Our decision in no way affects the permanent, nationwide ban on racial discrimination in voting found in §2. We issue no holding on §5 itself, only on the coverage formula. Congress may draft another formula based on current conditions. Such a formula is an initial prerequisite to a determination that exceptional conditions still exist justifying such an “extraordinary departure from the traditional course of relations between the States and the Federal Government.” Presley, 502 U. S., at 500–501. Our country has changed, and while any racial discrimination in voting is too much, Congress must ensure that the legislation it passes to remedy that problem speaks to current conditions."

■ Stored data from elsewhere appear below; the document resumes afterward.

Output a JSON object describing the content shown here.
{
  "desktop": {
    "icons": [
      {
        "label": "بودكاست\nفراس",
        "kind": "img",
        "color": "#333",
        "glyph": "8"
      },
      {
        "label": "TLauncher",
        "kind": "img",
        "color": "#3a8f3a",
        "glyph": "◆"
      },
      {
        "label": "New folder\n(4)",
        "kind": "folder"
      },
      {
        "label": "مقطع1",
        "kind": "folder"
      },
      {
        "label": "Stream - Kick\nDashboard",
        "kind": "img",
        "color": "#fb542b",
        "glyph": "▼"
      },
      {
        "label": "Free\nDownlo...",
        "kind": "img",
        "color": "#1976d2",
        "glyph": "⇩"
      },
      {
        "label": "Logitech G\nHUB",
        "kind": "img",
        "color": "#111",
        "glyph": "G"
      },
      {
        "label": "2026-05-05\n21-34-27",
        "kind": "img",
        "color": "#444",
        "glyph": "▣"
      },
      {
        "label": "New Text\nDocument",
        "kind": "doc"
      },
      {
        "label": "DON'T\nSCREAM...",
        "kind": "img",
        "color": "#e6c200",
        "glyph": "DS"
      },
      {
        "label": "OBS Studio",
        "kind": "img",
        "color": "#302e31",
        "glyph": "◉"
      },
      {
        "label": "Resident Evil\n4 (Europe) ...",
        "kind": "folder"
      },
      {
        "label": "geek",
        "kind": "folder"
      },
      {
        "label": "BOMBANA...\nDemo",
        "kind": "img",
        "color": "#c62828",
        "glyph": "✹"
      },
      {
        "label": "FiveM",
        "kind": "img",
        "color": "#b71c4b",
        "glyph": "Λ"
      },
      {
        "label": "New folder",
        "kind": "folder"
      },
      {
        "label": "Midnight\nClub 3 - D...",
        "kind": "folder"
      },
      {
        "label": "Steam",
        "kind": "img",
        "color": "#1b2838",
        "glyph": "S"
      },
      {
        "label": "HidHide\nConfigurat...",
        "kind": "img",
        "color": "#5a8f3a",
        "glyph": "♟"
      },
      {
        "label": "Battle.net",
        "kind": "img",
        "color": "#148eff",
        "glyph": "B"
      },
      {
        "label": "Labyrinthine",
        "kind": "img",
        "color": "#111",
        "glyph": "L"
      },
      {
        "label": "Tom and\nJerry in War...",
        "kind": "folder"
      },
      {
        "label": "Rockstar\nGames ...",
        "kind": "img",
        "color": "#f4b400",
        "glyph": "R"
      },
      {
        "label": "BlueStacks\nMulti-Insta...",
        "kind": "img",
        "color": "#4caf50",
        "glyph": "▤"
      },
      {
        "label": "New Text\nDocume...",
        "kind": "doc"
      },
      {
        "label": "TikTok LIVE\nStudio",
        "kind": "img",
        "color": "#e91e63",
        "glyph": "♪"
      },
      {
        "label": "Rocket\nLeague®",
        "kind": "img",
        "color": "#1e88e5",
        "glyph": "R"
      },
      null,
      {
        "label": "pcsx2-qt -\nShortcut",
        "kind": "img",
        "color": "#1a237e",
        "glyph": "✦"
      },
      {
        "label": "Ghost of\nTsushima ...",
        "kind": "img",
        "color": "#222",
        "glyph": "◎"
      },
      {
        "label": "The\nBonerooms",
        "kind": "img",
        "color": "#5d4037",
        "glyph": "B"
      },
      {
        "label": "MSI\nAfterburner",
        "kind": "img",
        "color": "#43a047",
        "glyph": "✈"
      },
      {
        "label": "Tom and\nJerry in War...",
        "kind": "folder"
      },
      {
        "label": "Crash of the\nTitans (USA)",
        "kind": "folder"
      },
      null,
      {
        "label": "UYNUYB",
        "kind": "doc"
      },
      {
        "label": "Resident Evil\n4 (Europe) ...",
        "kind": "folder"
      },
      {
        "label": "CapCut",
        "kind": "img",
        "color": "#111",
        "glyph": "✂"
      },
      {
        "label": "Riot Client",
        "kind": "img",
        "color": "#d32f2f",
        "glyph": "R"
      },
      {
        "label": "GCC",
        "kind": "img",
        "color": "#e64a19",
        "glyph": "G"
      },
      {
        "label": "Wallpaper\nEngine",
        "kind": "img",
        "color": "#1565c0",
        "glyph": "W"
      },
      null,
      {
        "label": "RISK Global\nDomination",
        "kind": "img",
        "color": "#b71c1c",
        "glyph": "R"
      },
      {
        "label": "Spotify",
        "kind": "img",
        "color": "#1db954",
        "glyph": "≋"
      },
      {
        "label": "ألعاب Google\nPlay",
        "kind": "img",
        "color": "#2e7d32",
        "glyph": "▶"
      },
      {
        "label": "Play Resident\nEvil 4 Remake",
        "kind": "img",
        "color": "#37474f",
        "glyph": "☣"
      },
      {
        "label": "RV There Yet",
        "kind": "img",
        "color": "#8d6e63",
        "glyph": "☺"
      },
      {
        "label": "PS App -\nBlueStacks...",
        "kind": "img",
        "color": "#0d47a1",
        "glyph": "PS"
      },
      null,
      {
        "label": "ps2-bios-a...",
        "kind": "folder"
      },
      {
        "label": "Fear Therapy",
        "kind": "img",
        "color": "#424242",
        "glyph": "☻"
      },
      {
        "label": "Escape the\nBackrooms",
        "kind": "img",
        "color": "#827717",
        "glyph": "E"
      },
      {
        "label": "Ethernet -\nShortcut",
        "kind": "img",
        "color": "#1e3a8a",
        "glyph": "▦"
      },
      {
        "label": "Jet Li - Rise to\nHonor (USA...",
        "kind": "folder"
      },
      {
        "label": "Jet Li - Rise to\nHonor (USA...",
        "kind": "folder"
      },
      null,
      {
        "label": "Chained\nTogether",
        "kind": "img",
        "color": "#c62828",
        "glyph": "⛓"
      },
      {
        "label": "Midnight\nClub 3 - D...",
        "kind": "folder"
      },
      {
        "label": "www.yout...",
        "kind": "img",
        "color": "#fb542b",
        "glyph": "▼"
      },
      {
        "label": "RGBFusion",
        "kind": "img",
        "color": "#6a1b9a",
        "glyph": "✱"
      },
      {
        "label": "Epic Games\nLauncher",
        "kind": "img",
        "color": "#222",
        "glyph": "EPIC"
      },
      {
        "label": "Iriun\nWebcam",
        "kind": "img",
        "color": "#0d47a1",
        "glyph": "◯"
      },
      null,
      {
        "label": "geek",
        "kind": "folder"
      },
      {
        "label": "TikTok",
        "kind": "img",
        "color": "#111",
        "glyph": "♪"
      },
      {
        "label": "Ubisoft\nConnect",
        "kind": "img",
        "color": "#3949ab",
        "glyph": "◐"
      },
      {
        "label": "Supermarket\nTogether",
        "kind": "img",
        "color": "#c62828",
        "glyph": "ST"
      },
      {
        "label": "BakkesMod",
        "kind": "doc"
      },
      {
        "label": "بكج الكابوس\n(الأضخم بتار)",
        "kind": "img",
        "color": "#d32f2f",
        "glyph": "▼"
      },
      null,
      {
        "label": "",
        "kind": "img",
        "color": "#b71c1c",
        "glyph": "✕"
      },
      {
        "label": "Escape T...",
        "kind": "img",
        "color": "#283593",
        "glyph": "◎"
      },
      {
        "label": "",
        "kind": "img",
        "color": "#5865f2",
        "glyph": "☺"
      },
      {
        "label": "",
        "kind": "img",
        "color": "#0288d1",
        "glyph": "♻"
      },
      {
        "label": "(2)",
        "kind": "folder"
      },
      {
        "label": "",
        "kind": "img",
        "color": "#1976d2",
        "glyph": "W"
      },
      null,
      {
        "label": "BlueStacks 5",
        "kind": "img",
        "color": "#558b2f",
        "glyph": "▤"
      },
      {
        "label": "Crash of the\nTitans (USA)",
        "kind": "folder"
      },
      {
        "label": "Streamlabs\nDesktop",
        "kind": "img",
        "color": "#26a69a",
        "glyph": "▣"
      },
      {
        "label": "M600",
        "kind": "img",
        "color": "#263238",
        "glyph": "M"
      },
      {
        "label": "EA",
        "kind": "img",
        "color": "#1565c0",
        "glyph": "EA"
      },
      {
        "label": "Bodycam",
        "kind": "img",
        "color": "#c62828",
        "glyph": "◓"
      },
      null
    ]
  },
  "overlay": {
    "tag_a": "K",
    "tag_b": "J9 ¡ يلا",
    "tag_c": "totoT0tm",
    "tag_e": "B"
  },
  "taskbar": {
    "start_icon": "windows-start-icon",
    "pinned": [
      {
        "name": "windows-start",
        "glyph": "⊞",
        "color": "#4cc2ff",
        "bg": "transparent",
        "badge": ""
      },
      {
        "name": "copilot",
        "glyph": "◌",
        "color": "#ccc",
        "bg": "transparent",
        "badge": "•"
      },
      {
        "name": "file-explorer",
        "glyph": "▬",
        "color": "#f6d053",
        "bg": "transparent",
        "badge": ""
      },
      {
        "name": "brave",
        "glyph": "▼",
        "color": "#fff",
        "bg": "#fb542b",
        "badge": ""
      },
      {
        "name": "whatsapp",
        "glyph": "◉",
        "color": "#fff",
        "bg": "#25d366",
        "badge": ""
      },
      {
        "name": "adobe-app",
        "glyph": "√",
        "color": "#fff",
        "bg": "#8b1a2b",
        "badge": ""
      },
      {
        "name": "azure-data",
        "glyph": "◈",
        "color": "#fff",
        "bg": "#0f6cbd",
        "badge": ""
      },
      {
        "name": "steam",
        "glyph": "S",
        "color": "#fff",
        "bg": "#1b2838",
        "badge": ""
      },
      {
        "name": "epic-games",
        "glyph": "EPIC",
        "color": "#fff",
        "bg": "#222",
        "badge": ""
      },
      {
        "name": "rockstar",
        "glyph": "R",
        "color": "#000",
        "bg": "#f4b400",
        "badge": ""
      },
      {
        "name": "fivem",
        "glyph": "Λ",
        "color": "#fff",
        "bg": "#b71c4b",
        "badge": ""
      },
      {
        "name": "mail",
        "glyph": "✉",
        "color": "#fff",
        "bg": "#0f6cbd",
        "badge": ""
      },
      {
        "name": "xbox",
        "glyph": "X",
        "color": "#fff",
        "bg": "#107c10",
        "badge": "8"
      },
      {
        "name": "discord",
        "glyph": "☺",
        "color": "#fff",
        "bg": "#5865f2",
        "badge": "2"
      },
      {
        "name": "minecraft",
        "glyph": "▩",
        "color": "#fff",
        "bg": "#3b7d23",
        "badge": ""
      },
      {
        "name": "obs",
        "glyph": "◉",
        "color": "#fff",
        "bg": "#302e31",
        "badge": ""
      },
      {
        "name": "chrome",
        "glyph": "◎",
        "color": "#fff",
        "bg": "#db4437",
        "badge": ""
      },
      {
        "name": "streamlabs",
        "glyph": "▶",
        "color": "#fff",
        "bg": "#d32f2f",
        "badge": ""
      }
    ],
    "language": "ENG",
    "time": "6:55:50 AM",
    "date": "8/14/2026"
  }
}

The "factual" inquiry about how much vote-denying racism or potential for racism still "currently" exists or not in any given State is most surely not a "constitutional" question, and is not even subject to precise empirical quantification. Rather, it is a political question for resolution by Congress, and not a legal issue that demands constitutional treatment. Any realist knows that there is a vast amount of racism in this world. Demanding empirical facts is unrealistic, and the LAW must be a tool of reality, not wishful thinking.

As a matter of future precedent, the Supreme Court's test of constitutionality can hardly demand, as in the case of Shelby County, that a perpetual "face-off" between Congress and SCOTUS take place on the "actuality" of the facts used to pass any piece of legislation, for if that were so, nearly every act passed by Congress would be subject to constitutional challenge, either because "the facts" at the base of legislation had changed in the interim, or because one could challenge whether the fact-finding organs of Congress had originally and properly done their homework in providing the factual justifications for any given law in force.

Indeed, surely any number of current laws in effect are based on factual circumstances which are long outdated. Accordingly, a newer "coverage formula" is imaginable for much legislation currently in force. That can not be a constitutional principle.